Le Big Data a sans conteste été la tendance économique majeure des 3 prochaines années. Au-delà de la curiosité intellectuelle qu’il suscite, le consensus gagne dans les entreprises de tous les secteurs sur l’impact qu’il va avoir. En témoignent les 11,3 milliards d’euro de chiffres d’affaire déjà consentis en 2014, et les 44 milliards projetés en 2018 selon Transparency Market Research.
Devant un tel engouement, vient d’être publié une étude globale de Capgemini Consulting auprès de 230 cadres dirigeants supervisant des projets Big Data, dans les trois domaines Métier, SI et Analytics. Son objectif ? Analyser de façon approfondie les conditions requises pour faire du Big Data un vecteur concret de transformation de l’entreprise et de création de valeur. Et s’assurer qu’il tienne véritablement ses promesses.
La plupart des entreprises peinent encore à rendre le Big Data opérationnel
L’enjeu dans les entreprises est aujourd’hui de dépasser le vœu pieux du Big Data, et de réussir à l’implanter durablement au sein de l’organisation. Notre étude démontre en effet que si un nombre significatif d’entreprises entreprennent régulièrement des initiatives en la matière, seules 13% d’entre elles mettent pleinement en œuvre sa puissance pour piloter leurs activités et opérer des choix tactiques ou stratégiques…

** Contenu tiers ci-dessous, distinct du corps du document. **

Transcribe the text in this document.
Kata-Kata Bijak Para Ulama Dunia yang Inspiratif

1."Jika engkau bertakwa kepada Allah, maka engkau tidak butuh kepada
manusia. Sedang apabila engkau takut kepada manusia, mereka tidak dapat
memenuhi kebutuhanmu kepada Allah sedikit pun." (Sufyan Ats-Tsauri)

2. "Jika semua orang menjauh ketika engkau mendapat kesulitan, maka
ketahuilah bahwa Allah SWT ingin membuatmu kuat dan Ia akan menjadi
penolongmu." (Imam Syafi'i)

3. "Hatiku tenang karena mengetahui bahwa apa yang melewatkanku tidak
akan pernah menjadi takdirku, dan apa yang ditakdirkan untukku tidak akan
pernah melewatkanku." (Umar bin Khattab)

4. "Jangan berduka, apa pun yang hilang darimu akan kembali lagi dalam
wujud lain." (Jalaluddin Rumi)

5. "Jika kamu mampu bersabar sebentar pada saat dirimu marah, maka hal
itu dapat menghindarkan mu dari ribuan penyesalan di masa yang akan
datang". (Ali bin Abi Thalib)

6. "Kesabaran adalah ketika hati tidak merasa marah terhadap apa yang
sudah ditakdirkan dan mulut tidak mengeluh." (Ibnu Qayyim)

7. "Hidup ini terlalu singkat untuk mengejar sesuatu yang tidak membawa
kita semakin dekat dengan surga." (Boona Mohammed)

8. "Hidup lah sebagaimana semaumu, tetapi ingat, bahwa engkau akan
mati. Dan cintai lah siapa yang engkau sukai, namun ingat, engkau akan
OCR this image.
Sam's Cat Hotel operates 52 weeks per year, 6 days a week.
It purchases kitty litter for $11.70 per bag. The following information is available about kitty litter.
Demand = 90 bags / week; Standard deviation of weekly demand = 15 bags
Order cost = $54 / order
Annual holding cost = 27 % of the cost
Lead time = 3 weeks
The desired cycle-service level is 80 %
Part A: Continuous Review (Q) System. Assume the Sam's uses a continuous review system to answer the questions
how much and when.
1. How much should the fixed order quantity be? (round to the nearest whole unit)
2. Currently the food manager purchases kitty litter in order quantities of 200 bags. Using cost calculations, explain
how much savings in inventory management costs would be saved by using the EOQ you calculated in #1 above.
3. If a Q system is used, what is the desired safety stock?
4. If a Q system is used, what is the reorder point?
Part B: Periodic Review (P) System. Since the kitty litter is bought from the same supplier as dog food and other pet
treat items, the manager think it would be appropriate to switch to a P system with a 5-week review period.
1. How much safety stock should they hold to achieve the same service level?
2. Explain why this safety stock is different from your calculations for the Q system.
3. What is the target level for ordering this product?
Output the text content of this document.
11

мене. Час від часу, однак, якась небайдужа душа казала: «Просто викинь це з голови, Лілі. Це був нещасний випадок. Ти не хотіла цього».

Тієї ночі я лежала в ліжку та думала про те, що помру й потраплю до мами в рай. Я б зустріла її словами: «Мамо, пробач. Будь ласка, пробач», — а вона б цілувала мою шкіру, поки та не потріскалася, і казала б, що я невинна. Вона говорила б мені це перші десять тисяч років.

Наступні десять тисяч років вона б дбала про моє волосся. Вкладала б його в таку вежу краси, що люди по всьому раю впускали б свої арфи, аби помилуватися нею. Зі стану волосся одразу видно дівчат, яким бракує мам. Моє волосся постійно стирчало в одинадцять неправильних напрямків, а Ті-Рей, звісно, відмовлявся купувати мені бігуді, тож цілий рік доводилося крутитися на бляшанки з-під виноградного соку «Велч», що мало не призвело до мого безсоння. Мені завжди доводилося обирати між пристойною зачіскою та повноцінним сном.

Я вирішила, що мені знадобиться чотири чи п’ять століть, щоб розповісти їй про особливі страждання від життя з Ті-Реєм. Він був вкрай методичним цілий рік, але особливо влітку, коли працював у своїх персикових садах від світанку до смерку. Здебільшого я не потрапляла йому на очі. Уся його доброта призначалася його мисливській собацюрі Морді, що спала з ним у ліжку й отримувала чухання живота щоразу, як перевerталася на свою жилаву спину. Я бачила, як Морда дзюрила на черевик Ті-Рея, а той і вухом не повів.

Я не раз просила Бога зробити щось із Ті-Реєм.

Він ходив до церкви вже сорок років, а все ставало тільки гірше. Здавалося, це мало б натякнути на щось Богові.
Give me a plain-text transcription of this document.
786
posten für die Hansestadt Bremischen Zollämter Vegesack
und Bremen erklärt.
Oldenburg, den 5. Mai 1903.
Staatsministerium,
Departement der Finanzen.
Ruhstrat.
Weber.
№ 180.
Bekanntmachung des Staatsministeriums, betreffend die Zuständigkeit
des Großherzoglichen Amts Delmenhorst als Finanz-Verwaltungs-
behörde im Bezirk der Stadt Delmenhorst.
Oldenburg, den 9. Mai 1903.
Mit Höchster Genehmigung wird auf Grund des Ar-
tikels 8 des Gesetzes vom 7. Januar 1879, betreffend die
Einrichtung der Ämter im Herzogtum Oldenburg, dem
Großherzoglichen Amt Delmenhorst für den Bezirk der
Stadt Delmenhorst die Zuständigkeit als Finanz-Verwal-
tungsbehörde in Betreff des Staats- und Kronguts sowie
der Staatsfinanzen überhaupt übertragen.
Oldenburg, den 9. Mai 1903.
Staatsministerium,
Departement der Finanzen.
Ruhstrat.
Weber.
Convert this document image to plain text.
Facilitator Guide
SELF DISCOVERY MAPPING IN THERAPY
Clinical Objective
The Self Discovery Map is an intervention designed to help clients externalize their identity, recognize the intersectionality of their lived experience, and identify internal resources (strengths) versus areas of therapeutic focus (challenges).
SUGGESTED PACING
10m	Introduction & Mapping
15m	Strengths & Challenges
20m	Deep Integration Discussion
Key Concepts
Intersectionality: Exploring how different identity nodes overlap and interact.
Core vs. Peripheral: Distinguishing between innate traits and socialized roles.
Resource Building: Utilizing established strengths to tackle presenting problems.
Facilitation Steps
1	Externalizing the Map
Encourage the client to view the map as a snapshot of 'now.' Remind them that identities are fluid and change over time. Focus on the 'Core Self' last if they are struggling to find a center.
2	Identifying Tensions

De nombreuses entreprises abordent encore le Big Data de façon non structurée ; ainsi, 74% des entreprises n’ont pas bien défini les critères leur permettant d’identifier, de qualifier et de choisir leurs cas d’usage en matière de Big Data. Au-delà de la priorisation, c’est aussi l’évaluation de la mise en œuvre qui pèche, avec 67% des entreprises qui n’ont pas clairement défini les indicateurs-clés (KPIs) permettant de distinguer les réussites, d’identifier les zones de dysfonctionnement, et de mesurer les impacts.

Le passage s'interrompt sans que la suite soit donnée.